Charles' Journal, March 11, 1736

Thur., March 11th. At ten this morning I began the full service, to about a dozen women, whom I had got together; intending to continue it, and only to read a few prayers to the men before they went to work. I also, expounded the second lesson with some boldness, as I had a few times before.

After prayers I met M. H.'s maid, in a great passion of tears, at being struck by her mistress. She seemed resolved to make away with herself, to escape her Egyptian bondage. With much difficulty I prevailed upon her to return, and carried her back to her mistress. Upon my asking M. H. to forgive her, she refused me with the utmost roughness, rage, and almost reviling.

Mr. Tacknet, whom I talked with next, made me full amends. He was in an excellent temper; resolved to strive, not with his wife, but himself, in putting off the old man, and putting on the new.

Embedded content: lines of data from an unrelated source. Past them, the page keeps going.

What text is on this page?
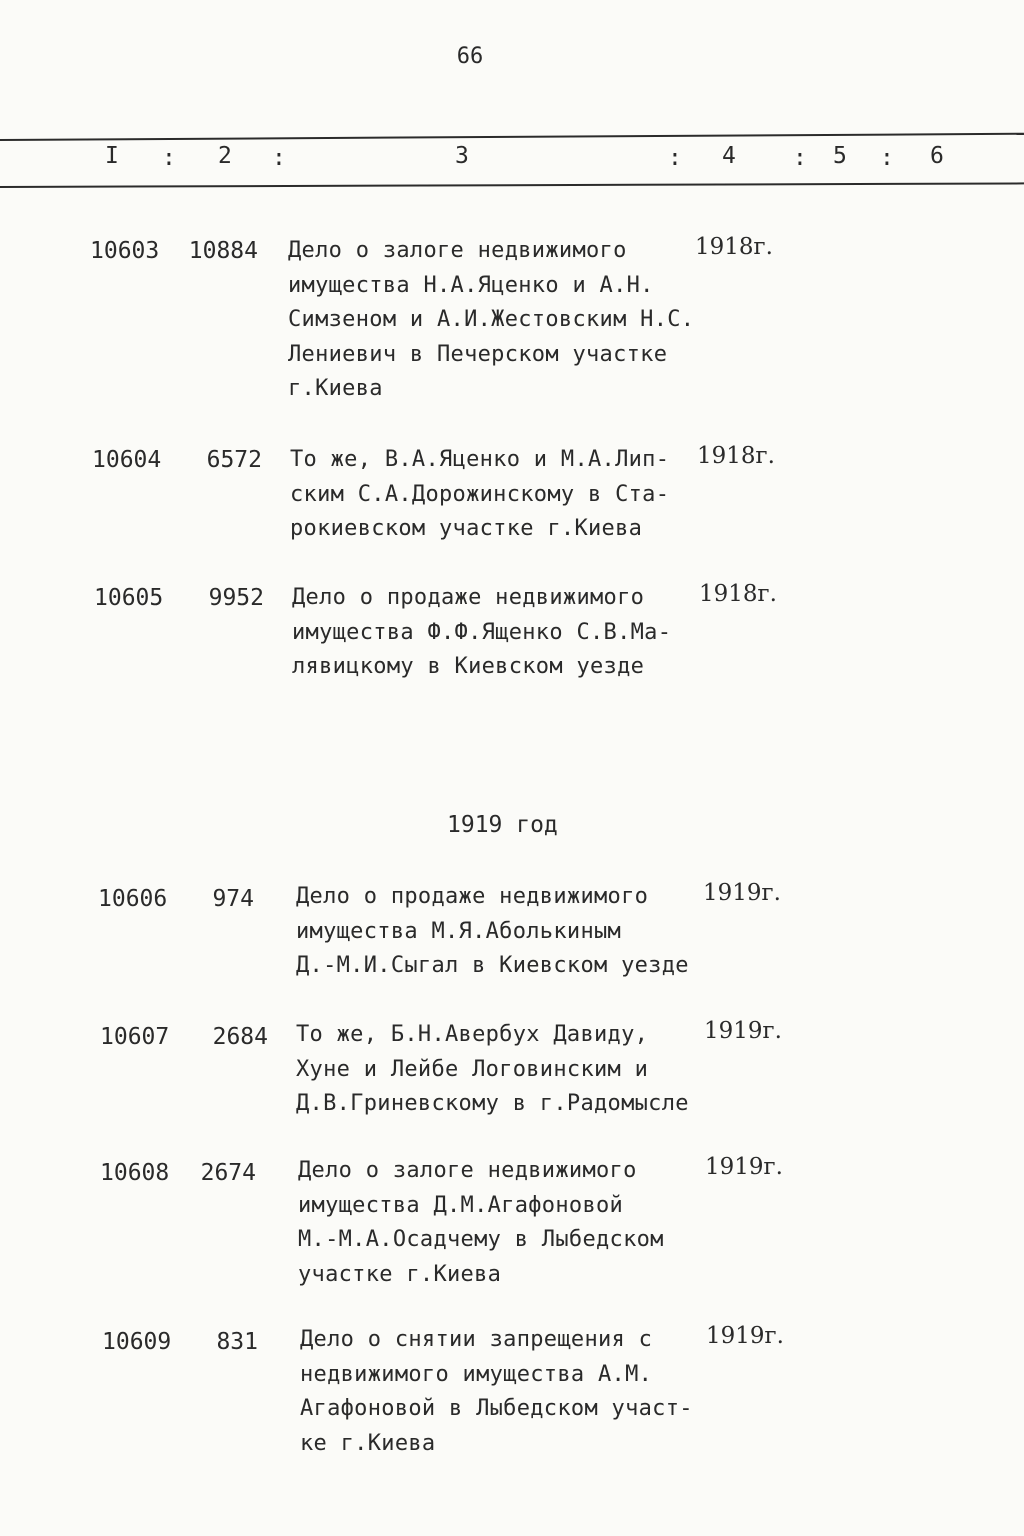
66
I : 2 :	3	: 4 : 5 : 6
10603	10884 Дело о залоге недвижимого
имущества Н.А.Яценко и А.Н.
Симзеном и А.И.Жестовским Н.С.
Лениевич в Печерском участке
г.Киева
1918г.
10604	6572 То же, В.А.Яценко и М.А.Лип-
ским С.А.Дорожинскому в Ста-
рокиевском участке г.Киева
1918г.
10605	9952 Дело о продаже недвижимого
имущества Ф.Ф.Ященко С.В.Ма-
лявицкому в Киевском уезде
1918г.
1919 год
10606	974 Дело о продаже недвижимого
имущества М.Я.Аболькиным
Д.-М.И.Сыгал в Киевском уезде
1919г.
10607	2684 То же, Б.Н.Авербух Давиду,
Хуне и Лейбе Логовинским и
Д.В.Гриневскому в г.Радомысле
1919г.
10608	2674 Дело о залоге недвижимого
имущества Д.М.Агафоновой
М.-М.А.Осадчему в Лыбедском
участке г.Киева
1919г.
10609	831 Дело о снятии запрещения с
недвижимого имущества А.М.
Агафоновой в Лыбедском участ-
ке г.Киева
1919г.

In the evening I heard the first harsh word from Mr. Oglethorpe, when I asked for something for a poor woman. The next day I was surprised by a rougher answer, in a matter that deserved still greater encouragement. I know not how to account for his increasing coldness.

My encouragement was the same in speaking with M. W., whom I found all storm and tempest. The meek, the teachable M. W. (that was in the ship) was now so wilful, so untractable, so fierce, that I could not bear to stay near her. I did not mend myself by stumbling again upon Mr. Oglethorpe, who was with the men under arms, in expectation of an enemy. I stayed as long as I could, however, "Unsafe within the wind Of such commotion:" but at last the hurricane of his passion drove me away.